Note the the straight spoke-like lines within the arch. The figure group and the washing are not as sensitive as in the Manchester version.
Subject
The spectacular site of Tivoli was familiar to all travellers on the Grand Tour through the Roman poets, especially Virgil and Horace. It was also a favourite sketching-ground for artists from the 17th century onwards, a tradition that deeply influenced Wilson. Hadrian's Villa was a complex of palaces, baths, temples, libraries, state rooms and service quarters, which included the greatest Roman example of the Alexandrine garden, recreating a sacred landscape. Built as a retreat for the Emperor Hadrian (76-138 AD) it fell into ruins over the ages. Recently the precise location has been identified by Jonathan Yarker as the West Belvedere of the Villa with a farmhouse above built by Sebastiano Soliardi.
Related Drawings
D170 The West Belvedere at Hadrian's Villa, Tivoli, Glynn Vivian Art Gallery, Swansea
D170A Hadrian's Villa, Gloucester City Museum and Art Gallery
Related Prints
E42 Michael 'Angelo' Rooker after Wilson In the Villa Adriana Yale Center for British Art, Paul Mellon Collection, New Haven and other impressions
E80 Celia Lucy Brightwell after Wilson Hadrian's Villa, The British Museum and other impressions
E83 James Carter after Wilson, Hadrian's Villa The British Museum and other impressions
Versions
See 'Links' tab
Related Paintings
Pendant P137 The Villa of Maecenas at Tivoli, Tate, London (N00303)

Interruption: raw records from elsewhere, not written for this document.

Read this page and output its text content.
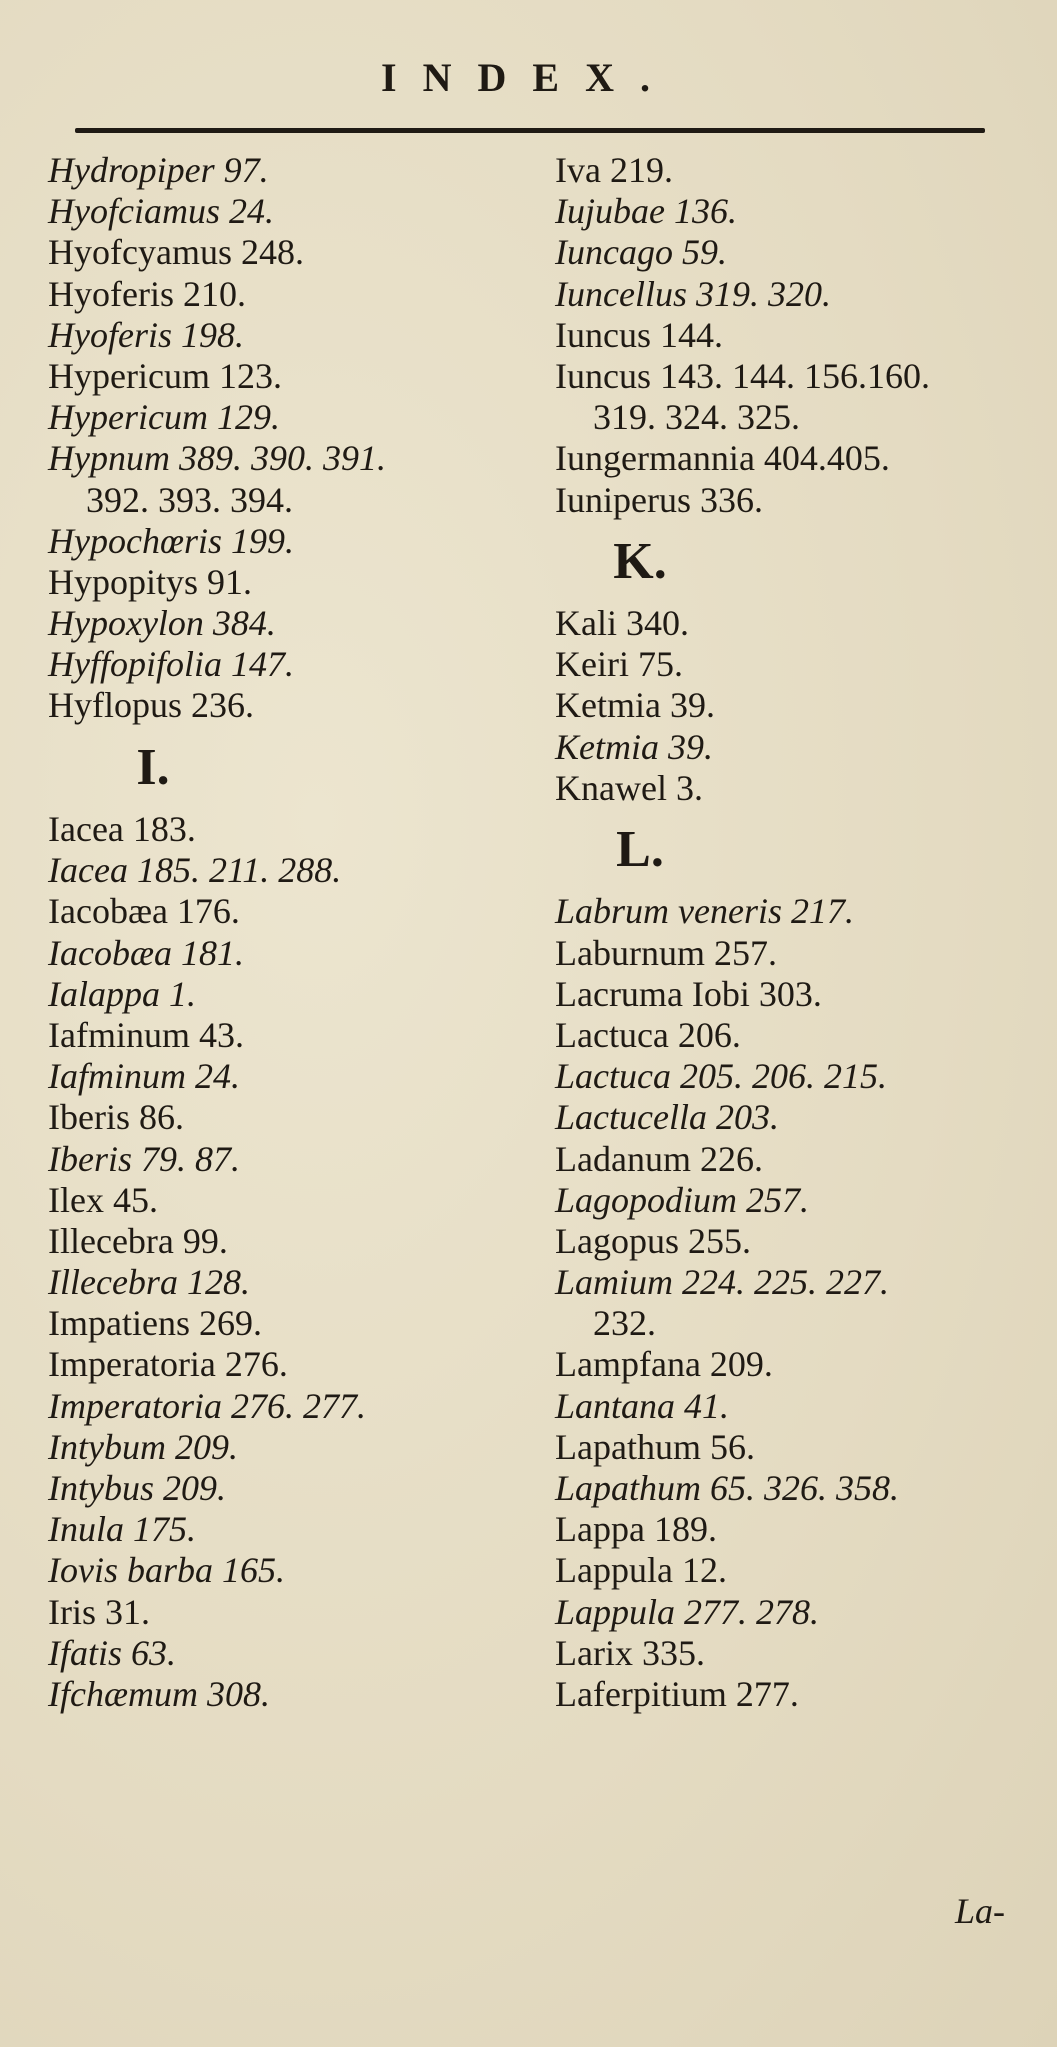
INDEX.
Hydropiper 97.
Hyofciamus 24.
Hyofcyamus 248.
Hyoferis 210.
Hyoferis 198.
Hypericum 123.
Hypericum 129.
Hypnum 389. 390. 391.
392. 393. 394.
Hypochœris 199.
Hypopitys 91.
Hypoxylon 384.
Hyffopifolia 147.
Hyflopus 236.
I.
Iacea 183.
Iacea 185. 211. 288.
Iacobæa 176.
Iacobæa 181.
Ialappa 1.
Iafminum 43.
Iafminum 24.
Iberis 86.
Iberis 79. 87.
Ilex 45.
Illecebra 99.
Illecebra 128.
Impatiens 269.
Imperatoria 276.
Imperatoria 276. 277.
Intybum 209.
Intybus 209.
Inula 175.
Iovis barba 165.
Iris 31.
Ifatis 63.
Ifchæmum 308.
Iva 219.
Iujubae 136.
Iuncago 59.
Iuncellus 319. 320.
Iuncus 144.
Iuncus 143. 144. 156.160.
319. 324. 325.
Iungermannia 404.405.
Iuniperus 336.
K.
Kali 340.
Keiri 75.
Ketmia 39.
Ketmia 39.
Knawel 3.
L.
Labrum veneris 217.
Laburnum 257.
Lacruma Iobi 303.
Lactuca 206.
Lactuca 205. 206. 215.
Lactucella 203.
Ladanum 226.
Lagopodium 257.
Lagopus 255.
Lamium 224. 225. 227.
232.
Lampfana 209.
Lantana 41.
Lapathum 56.
Lapathum 65. 326. 358.
Lappa 189.
Lappula 12.
Lappula 277. 278.
Larix 335.
Laferpitium 277.
La-
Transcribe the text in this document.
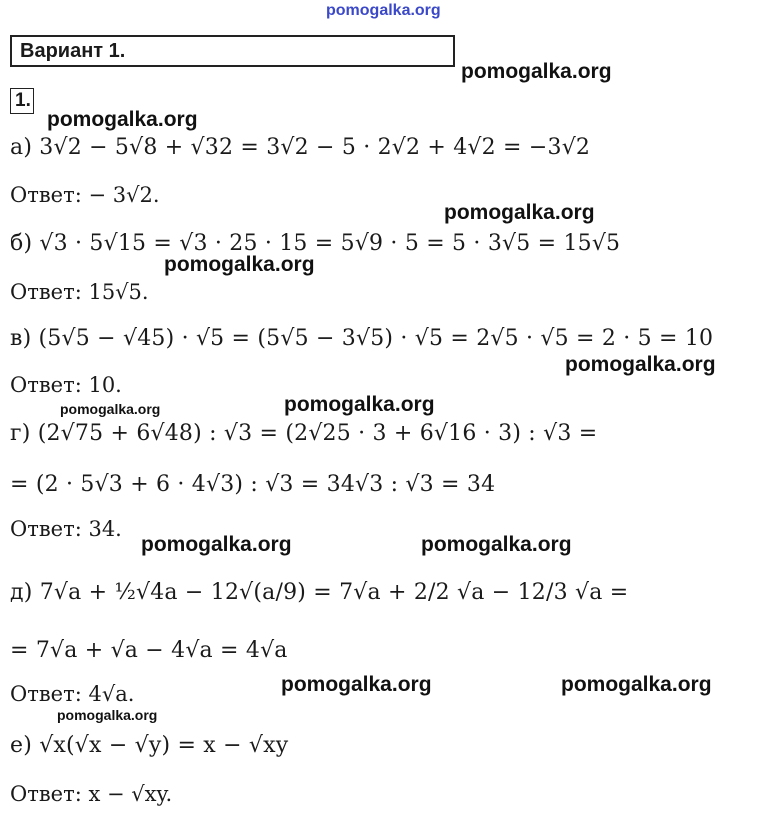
pomogalka.org
Вариант 1.
pomogalka.org
1.
pomogalka.org
а) 3√2 − 5√8 + √32 = 3√2 − 5 · 2√2 + 4√2 = −3√2
Ответ: − 3√2.
pomogalka.org
б) √3 · 5√15 = √3 · 25 · 15 = 5√9 · 5 = 5 · 3√5 = 15√5
pomogalka.org
Ответ: 15√5.
в) (5√5 − √45) · √5 = (5√5 − 3√5) · √5 = 2√5 · √5 = 2 · 5 = 10
pomogalka.org
Ответ: 10.
pomogalka.org	pomogalka.org
г) (2√75 + 6√48) : √3 = (2√25 · 3 + 6√16 · 3) : √3 =
= (2 · 5√3 + 6 · 4√3) : √3 = 34√3 : √3 = 34
Ответ: 34.
pomogalka.org	pomogalka.org
д) 7√a + ½√4a − 12√(a/9) = 7√a + 2/2 √a − 12/3 √a =
= 7√a + √a − 4√a = 4√a
pomogalka.org	pomogalka.org
Ответ: 4√a.
pomogalka.org
е) √x(√x − √y) = x − √xy
Ответ: x − √xy.
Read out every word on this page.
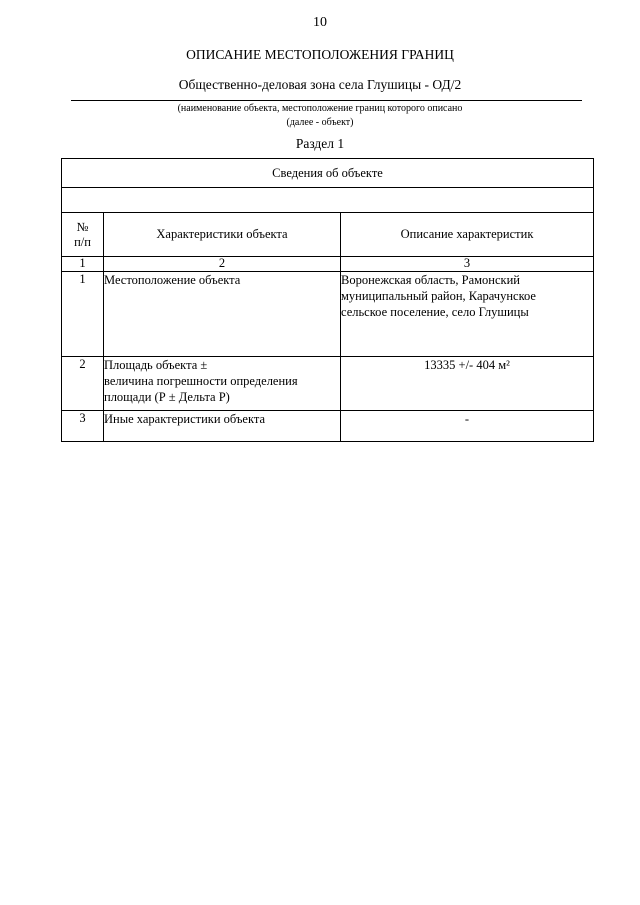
10
ОПИСАНИЕ МЕСТОПОЛОЖЕНИЯ ГРАНИЦ
Общественно-деловая зона села Глушицы - ОД/2
(наименование объекта, местоположение границ которого описано
(далее - объект)
Раздел 1
Сведения об объекте		

№
п/п	Характеристики объекта	Описание характеристик
1	2	3
1	Местоположение объекта	Воронежская область, Рамонский
муниципальный район, Карачунское
сельское поселение, село Глушицы

2	Площадь объекта ±
величина погрешности определения
площади (Р ± Дельта Р)	13335 +/- 404 м²

3	Иные характеристики объекта	-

Related Works by Other Artists
Thomas Girtin, In the Villa Adriana, watercolour,1794, The British Museum (1878,1228.36.+)
Critical commentary
Wilson painted this and its pendant (P137 see 'Related Paintings') in about 1765, after his return from Italy. Both scenes are closely based on pencil drawings that he made when he first visited the ancient ruins of Tivoli in 1752 or 1753. The unpretentious composition is explicable on account of the small size. An underlying theme is sic transit gloria mundi - the destruction of past glories through time and neglect. The subject thus held a moral lesson for the viewer. As noted by Solkin, the inherent sentiment may be compared with the conservative views of Oliver Goldsmith in his poemThe Traveller (1764):
'As in those domes, where Caesars once sway,
Defac'd by time, and tottering in decay,
Amidst the ruin, heedless of the dead,
The shelter-seeking peasant builds his shed,
And, wond'ring man could want the larger pile,
Exults, and owns his cottage with a smile'.
(O. Goldsmith, Poems, Belfast, 1775, p. 21)
This poetic theme was popular with contemporary writers and painters, who often applied it as an admonition to the increasing British prosperity and global hegemony.
Wilson drew what had once been the most extravagant of all Roman country palaces, several times. There are numerous references by his pupil, Joseph Farington, to a work or works bearing the title 'Hadrian's Villa'.
Previous Cat/Ref Nos
302
Bibliography
Davies 1946, pp. 175-76, cat. 302 - Hadrian's Villa; WGC, pp. 200-2, pl. 81a; Solkin 1982, pp. 217-18; Hamlyn 1993, p. 66; Wilson and Europe 2014, p. 257 (cat. 71 but not exhibited).
Link to WG Constable Archive Record
Condition/Conservation
Dimension framed : 49.5 x 39.5 cm. Relined.Surface cleaned and revarnished 1887. Cleaned February 1978. Surface cleaned 1993. Backboard. Has pale biscuit-coloured ground. Visual examination and sampling by Ann Baxter 1982. X-ray shows changes to the roofline. The canvas was cut down from a larger piece after priming.